As  a horse owner, I know how much we love to see our equine pals grazing on fresh grass, but Spring grass can be too good for your horse. Due to the grass being new and fresh after the Winter months has passed, the blades contain higher amounts of sugar than normal. This can cause a negative reaction in some horses, which can lead to founder, which is inflammation in the hoof and can cause painful separation of the cannon bone from the hoof wall, which can lead to permanent lameness if not caught. To prevent this, many horse owners put their horses on limited grazing times in the Spring and/or give them hay before hand to help fill them up.

Fly Control

We all know that with warmer weather come bugs. There are many alternatives to fly control, which include maintaining a clean paddock or stall, setting up fly traps, purchasing your horse a fly mask and/or fly sheet or dosing them with fly spray.  There are many natural fly sprays that will not you’re your horses skin, but if you are still concerned or your horse has sensitive skin, you can also look into adding a small amount vinegar and garlic to their horses meals to prevent flies from bothering them.

Deworming

Maintaining a consistent deworming schedule is an important factor in equine health in order to ensure your horses health is not being constricted by worms or parasites. While not every horse owner goes by the same schedule, but a good rule of thumb is at the beginning of a new season.

Blanketing

Just because the weather has warmed up, doesn’t mean your horse won’t need a blanket. Horses who have been blanketed all Winter, may still get chills overnight and should be blanketed if the temperature dips.
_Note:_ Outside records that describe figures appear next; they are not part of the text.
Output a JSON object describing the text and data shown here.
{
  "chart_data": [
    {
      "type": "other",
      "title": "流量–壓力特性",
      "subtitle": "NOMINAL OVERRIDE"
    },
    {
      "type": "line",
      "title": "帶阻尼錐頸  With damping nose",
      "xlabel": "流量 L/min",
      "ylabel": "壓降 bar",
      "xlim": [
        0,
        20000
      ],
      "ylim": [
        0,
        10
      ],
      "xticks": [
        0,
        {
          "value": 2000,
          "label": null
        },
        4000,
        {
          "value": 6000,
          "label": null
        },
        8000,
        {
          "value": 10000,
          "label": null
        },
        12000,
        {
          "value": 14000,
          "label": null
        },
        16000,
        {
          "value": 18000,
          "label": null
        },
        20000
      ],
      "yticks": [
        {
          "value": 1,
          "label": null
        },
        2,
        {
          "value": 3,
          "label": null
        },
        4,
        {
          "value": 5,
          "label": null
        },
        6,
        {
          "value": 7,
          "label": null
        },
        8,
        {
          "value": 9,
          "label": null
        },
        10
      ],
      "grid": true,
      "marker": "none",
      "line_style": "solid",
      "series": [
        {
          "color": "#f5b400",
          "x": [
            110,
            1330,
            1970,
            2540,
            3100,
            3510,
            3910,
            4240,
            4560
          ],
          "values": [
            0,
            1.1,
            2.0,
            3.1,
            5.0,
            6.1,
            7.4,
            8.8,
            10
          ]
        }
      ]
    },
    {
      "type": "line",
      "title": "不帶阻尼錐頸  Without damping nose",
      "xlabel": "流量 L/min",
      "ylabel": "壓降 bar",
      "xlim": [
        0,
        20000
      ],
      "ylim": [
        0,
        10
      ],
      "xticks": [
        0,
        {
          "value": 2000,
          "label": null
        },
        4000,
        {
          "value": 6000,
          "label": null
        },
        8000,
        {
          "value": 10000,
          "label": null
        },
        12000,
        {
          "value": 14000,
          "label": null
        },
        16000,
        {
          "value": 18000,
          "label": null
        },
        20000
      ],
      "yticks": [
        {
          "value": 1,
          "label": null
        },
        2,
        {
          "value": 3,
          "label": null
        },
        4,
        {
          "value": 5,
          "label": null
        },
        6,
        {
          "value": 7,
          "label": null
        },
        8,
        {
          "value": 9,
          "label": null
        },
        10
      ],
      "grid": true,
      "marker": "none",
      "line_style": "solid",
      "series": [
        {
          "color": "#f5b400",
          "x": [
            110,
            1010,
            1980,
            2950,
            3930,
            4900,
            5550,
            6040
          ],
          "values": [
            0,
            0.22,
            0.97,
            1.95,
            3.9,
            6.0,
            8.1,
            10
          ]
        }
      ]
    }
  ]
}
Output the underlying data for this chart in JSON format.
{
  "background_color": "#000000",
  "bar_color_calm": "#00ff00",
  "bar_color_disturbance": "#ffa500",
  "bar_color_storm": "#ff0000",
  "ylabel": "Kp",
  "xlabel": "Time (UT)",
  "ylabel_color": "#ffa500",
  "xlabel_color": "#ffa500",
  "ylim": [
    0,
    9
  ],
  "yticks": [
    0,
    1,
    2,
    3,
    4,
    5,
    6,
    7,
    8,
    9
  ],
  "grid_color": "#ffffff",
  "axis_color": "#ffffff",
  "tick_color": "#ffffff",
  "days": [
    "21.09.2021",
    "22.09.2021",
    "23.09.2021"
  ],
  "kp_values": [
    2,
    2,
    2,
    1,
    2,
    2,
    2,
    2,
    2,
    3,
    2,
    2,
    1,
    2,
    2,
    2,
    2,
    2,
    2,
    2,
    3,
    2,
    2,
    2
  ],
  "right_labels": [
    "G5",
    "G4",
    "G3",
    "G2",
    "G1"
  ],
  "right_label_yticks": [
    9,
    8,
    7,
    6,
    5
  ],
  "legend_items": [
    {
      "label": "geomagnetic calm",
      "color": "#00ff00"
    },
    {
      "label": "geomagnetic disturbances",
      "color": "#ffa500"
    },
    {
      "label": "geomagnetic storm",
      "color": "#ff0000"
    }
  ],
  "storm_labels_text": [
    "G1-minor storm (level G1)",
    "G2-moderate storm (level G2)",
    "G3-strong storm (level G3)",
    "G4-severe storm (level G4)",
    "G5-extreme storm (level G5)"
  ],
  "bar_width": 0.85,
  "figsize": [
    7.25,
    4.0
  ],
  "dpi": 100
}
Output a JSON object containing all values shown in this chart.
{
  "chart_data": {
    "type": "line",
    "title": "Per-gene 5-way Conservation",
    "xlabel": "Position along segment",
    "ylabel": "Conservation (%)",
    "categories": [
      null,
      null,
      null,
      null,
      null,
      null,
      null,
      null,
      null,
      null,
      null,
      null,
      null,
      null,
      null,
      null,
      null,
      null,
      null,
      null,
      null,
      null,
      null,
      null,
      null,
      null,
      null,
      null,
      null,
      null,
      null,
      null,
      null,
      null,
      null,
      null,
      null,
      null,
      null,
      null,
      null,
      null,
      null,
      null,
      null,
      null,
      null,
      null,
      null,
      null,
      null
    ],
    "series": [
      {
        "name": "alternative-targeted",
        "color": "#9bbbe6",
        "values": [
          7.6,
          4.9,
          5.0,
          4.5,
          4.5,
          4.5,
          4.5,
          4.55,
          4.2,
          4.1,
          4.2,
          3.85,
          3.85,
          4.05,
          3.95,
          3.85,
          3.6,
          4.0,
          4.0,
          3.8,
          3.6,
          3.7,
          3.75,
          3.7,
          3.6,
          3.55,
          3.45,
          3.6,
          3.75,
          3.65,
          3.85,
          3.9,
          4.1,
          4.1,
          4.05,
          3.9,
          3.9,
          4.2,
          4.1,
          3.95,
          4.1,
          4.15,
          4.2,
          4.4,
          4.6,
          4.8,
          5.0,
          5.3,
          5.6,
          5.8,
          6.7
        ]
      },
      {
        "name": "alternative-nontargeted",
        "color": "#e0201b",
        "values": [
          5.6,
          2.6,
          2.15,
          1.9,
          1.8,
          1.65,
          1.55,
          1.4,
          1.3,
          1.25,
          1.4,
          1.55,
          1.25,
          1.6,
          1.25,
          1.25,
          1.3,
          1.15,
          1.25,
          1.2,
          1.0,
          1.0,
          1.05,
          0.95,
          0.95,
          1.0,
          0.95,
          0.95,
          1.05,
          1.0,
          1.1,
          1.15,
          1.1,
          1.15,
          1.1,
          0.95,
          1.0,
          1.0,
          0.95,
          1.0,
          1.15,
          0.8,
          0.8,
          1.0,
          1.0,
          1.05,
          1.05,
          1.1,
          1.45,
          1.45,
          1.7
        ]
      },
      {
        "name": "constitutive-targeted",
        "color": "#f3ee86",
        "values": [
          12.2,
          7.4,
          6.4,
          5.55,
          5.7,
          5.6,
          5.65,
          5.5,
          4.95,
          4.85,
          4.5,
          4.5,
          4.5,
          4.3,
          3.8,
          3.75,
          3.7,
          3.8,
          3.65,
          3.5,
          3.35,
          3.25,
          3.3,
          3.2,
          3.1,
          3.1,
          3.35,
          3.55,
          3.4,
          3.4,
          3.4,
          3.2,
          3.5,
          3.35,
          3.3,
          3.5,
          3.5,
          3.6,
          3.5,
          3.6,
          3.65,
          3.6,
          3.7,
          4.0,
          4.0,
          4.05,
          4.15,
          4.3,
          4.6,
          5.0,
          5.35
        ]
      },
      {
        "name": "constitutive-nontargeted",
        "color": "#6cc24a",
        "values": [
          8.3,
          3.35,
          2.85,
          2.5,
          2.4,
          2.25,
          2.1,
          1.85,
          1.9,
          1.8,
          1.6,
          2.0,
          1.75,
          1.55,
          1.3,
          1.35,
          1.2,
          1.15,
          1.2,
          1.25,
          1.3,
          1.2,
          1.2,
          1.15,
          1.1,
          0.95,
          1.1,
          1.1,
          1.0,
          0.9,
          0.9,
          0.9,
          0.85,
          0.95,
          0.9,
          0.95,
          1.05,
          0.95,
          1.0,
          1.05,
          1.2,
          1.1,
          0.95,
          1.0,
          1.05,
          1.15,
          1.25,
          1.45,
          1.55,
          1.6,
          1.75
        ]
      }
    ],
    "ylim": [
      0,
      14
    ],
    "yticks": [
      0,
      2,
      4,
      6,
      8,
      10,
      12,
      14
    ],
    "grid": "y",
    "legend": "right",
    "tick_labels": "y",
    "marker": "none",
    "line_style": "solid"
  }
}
Additionally, with Spring weather comes Spring rain so don’t forget to keep your horses dry in damper climates to prevent rain rot or rain scald, which is a bacterial skin infection caused if horses don’t have a chance to dry out in a stall or have shelter from the elements, such as a lean-to or a blanket.

By keeping these four simple (yet important!) things in mind, you can ensure a much easier transition for your horse.